Sunday, Aug 16, 2009
Let's start with the title: "Portfolio planning and the importance of weight". It's got a boring ring to it, so I will start with the conclusion - because that's important - then meander into some really exciting relevance. Hang in there.
The most important thing in asset management is to manage an investment towards the expectations of the investor. The most important tool that we have is the "weight" tool.
Some will subconsciously predict that I will quote from the studies of Professor Brinson (and others) which show that over 95 per cent of a portfolio's performance over a period of over say five years is down to "asset allocation" (that is, weight, the amount you have in one egg-laden basket versus the amount of eggs in another basket). But I won't quote from him, but it increasingly looks like he was right.
It is critical then, for investors to accept that my doctor's description of my body as "overweight" is a criticism that has no silver lining, yet the description of a portfolio being "overweight" in "X" is dis-similar to the extent that the "overweight" should reflect where the biggest silver lining of a portfolio's performance will come from.
The important thing re-stated: That you have to be "overweight" on something to get the performance near to your benchmark target, and that something should clearly reflect three things: Your benchmark, base currency and attitude to risk.
So, here is the really exciting bit: Does it? Does your portfolio, really, truly, reflect an overweight position that would show a third-party viewer: your base currency; your benchmark and your attitude to risk? The "weight-is-an-issue" thing has been around for some time. But there is an emerging trend that leads us to a different response in terms of how much and where we go for our overweight positions. In a nutshell, we could put it down to those bulls and bears running around secularly. Or are they running cyclically?
A prominent issue among equity market managers in recent months relates to the quandary as to whether the equity market rise was a bear market rally or the beginning of a bull market. If the latter transpires, market historians will call it a secular rally.

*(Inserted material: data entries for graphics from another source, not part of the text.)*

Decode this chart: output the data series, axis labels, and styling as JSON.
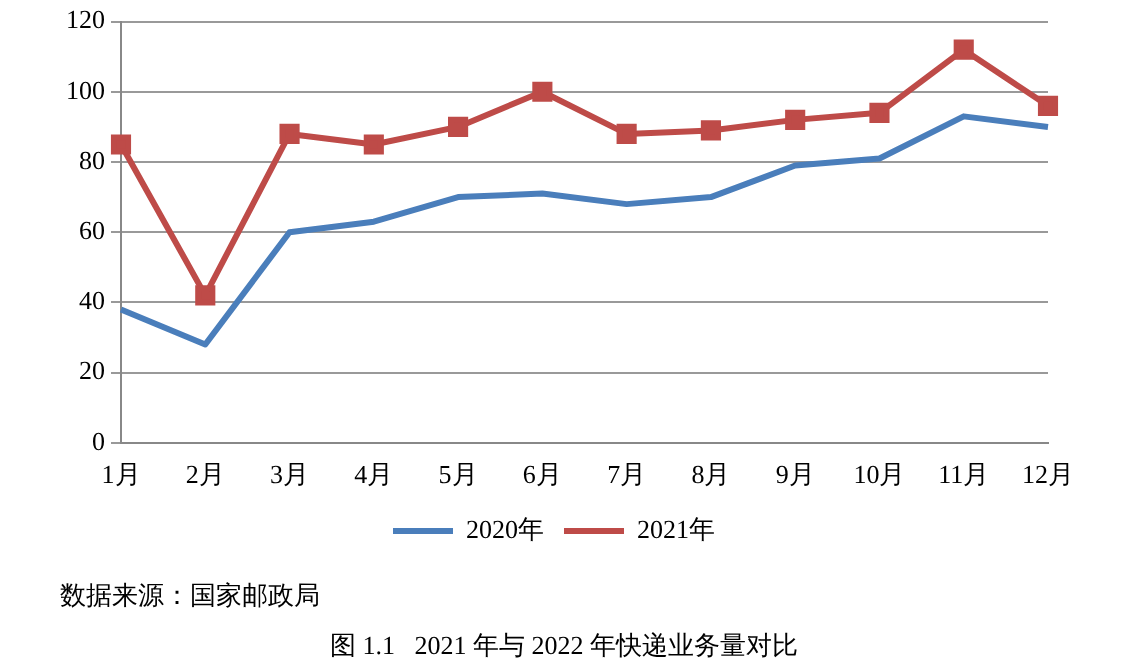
{
  "chart_data": {
    "type": "line",
    "categories": [
      "1月",
      "2月",
      "3月",
      "4月",
      "5月",
      "6月",
      "7月",
      "8月",
      "9月",
      "10月",
      "11月",
      "12月"
    ],
    "series": [
      {
        "name": "2020年",
        "color": "#4a7ebb",
        "values": [
          38,
          28,
          60,
          63,
          70,
          71,
          68,
          70,
          79,
          81,
          93,
          90
        ],
        "marker": "none"
      },
      {
        "name": "2021年",
        "color": "#be4b48",
        "values": [
          85,
          42,
          88,
          85,
          90,
          100,
          88,
          89,
          92,
          94,
          112,
          96
        ],
        "marker": "square"
      }
    ],
    "ylim": [
      0,
      120
    ],
    "yticks": [
      0,
      20,
      40,
      60,
      80,
      100,
      120
    ],
    "grid": "y",
    "legend": "bottom",
    "annotations": [
      "数据来源：国家邮政局",
      "图 1.1   2021 年与 2022 年快递业务量对比"
    ]
  }
}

So, whilst "weight-is-an-issue" has been around for some time, what is different is that if equity markets are running cyclically or secularly, the chances are that they are running more or less in the same direction. This is a massive change to how portfolios should be constructed.
I read the sales circular of a locally based IFA that seemed to suggest "effective performance" at over 70 per cent-plus recently from a lump sum into a Royal Skandia long term plan (November to now).
India gets most of the credit, but the portfolio was diversified into Chinese equities, plus oil and gas. The good news is that the investors' profit has been "booked" into cash.
I wouldn't know what Brinson would say to this, but amongst the reactions, he might wonder firstly, why a long term product with exit/entry charges is being used to "trade" from 100 per cent equity to 100 per cent cash (why didn't he just use a stock broker?); secondly, he would wonder what the benchmark for performance is (was it 101 per cent, or 76 per cent annualised?), if so, what took place in the original attitude-to-risk discussion?
Lets hope the investor was Indian (base currency bias), with a "don't care" performance attitude. As above all, Brinson would wonder: Where is the asset allocation logic behind the original selection?
Ultimately, here is the point. Your portfolio's overweight position can be highly rewarding if you know what is going up all the time (as Markowitz's Nobel Prize winning paper states).
The conclusion: Asset allocation is critical. The asset in which you are overweight will drive the performance.
Overweight positions should increasingly reflect a mix of management styles given that equity markets and other correlated assets are becoming more "same-way-directional".
It will only reflect specific assets or specific countries where the risk attitude is exceptionally high. Or, where advisers can prove that they can predict the future.